Last year's Halloween tableau at the Warshauer's 115 N. Main St. home got its goriness from Civil War battle scenes that included "spilling entrails and fake blood."
This year's theme continues the commemoration of the 150th anniversary of the Civil War with a "re-creation" of the 1862 Battle of Antietam.
"To this date, the Battle of Antietam was the single bloodiest day in American history," said homeowner Matt Warshauer, a professor at Central Connecticut State University who is also co-chair of the state Civil War Commission. "It changed American history," he said, with 23,000 killed or wounded that day.
Warshauer said the Battle of Antietam, which occurred near Sharpsburg, MD, on Sept. 17, 1862, was a watershed moment in the Civil War, because of the carnage as well as because it prompted Abraham Lincoln's Jan. 1, 1863 Emancipation Proclamation.
"This has become more and more a blending of my love of Halloween with an American history lesson," said Warshauer, who has been decorating his home with the help of his family since he moved to N. Main St. 14 years ago.
He said this year the display offers a bit more reading, with anecdotes about Connecticut soldiers who fought at Antietam. There's also the "Tree of Presidents" which contains quotes from the first 16 presidents about the "importance of the Union and the problems of political parties," Warshauer said.
Like always, Warshauer adds in a bit of contemporary political commentary, this year with likenesses of Pres. Barack Obama and Republican candidate Mitt Romney playing "tug of war" with an American flag.
Warshauer admittedly favors Obama, in front of whose likeness is a sign that reads, "I'm sorry I didn't fix a generational economic problem in only four years with no help from the Republican Party. My bad!!" Romney's sign reads, "I'll say anything to be President."
Warshauer's display spills over onto his next-door-neighbor's property as well, and when he first put it up this fall it also included a banner advertising a huge Civil War encampment that was held in Wickham Park in Manchester.
Warshauer starts preparing for the display about two weeks before it goes up, then sets it up in the driveway and puts it together with the help of his friends and family, including his three children who are now 8, 11, and soon-to-be 13. Many of the elements are recycled from past years, but Warshauer said he always adds some new stuff.
The display is usually taken down and packed away in a loft in his garage right after Halloween, although Warshauer said he will sometimes leave it up through the election. He hasn't made a decision yet about this year.
The display was still standing when a freak snowstorm devastated West Hartford and the rest of the area right before Halloween last year.

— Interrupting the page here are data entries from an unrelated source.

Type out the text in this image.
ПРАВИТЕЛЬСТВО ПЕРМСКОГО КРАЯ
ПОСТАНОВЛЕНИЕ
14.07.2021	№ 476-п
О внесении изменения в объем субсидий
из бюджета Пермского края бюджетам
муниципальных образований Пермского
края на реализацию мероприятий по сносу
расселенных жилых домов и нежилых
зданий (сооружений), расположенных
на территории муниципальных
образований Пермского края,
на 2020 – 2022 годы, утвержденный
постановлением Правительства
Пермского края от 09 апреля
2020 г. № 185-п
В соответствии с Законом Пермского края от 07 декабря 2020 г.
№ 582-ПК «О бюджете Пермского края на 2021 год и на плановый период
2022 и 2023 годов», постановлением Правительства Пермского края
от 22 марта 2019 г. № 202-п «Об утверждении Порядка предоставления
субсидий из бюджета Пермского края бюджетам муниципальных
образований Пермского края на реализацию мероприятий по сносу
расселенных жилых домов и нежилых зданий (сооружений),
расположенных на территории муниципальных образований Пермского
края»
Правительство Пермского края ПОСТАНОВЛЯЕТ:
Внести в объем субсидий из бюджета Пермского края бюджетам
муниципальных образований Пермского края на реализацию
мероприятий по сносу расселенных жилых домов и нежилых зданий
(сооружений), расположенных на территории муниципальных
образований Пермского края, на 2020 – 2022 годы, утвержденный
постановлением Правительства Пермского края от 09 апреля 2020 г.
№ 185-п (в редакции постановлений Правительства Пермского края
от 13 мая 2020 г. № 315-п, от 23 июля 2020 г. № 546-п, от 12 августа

Warshauer said he was really lucky to salvage nearly everything. "Our trees rained down limbs but only two gravestones were broken. It was unbelievable," Warshauer said.
People eagerly await Warshauer's display each year, and it has become synomyous with the start of the Halloween season for many West Hartford residents. He said his daughters and their friends were thrilled to see that an article about the display was one of Patch's top stories for 2011.
Warshauer said that he spoke to some history classes at Hall High School last winter at the request of Social Studies Department Supervisor Steve Armstrong. The kids didn't seem all that interested in Warshauer's credentials, he said, until Armstrong told them he was the owner of the N. Main St. Halloween house.
"I've never had a greater moment of 'Aha!'" said Warshauer. "I've been doing this for so long that the high school kids have seen it as long as they can remember."
Warshauer hopes residents and passersby will take the time to visit his display. You can't really appreciate everything just by driving by, he said, but you can park on Hilltop Dr. which is just north of his home and spend some time walking through. He often comes out and chats with people, and this year his daughters have crafted a secret hiding place in the display where they can watch visitors and may also try to startle them.
"My main goal is to have fun enjoying Halloween, and to also offer political commentary and historical education."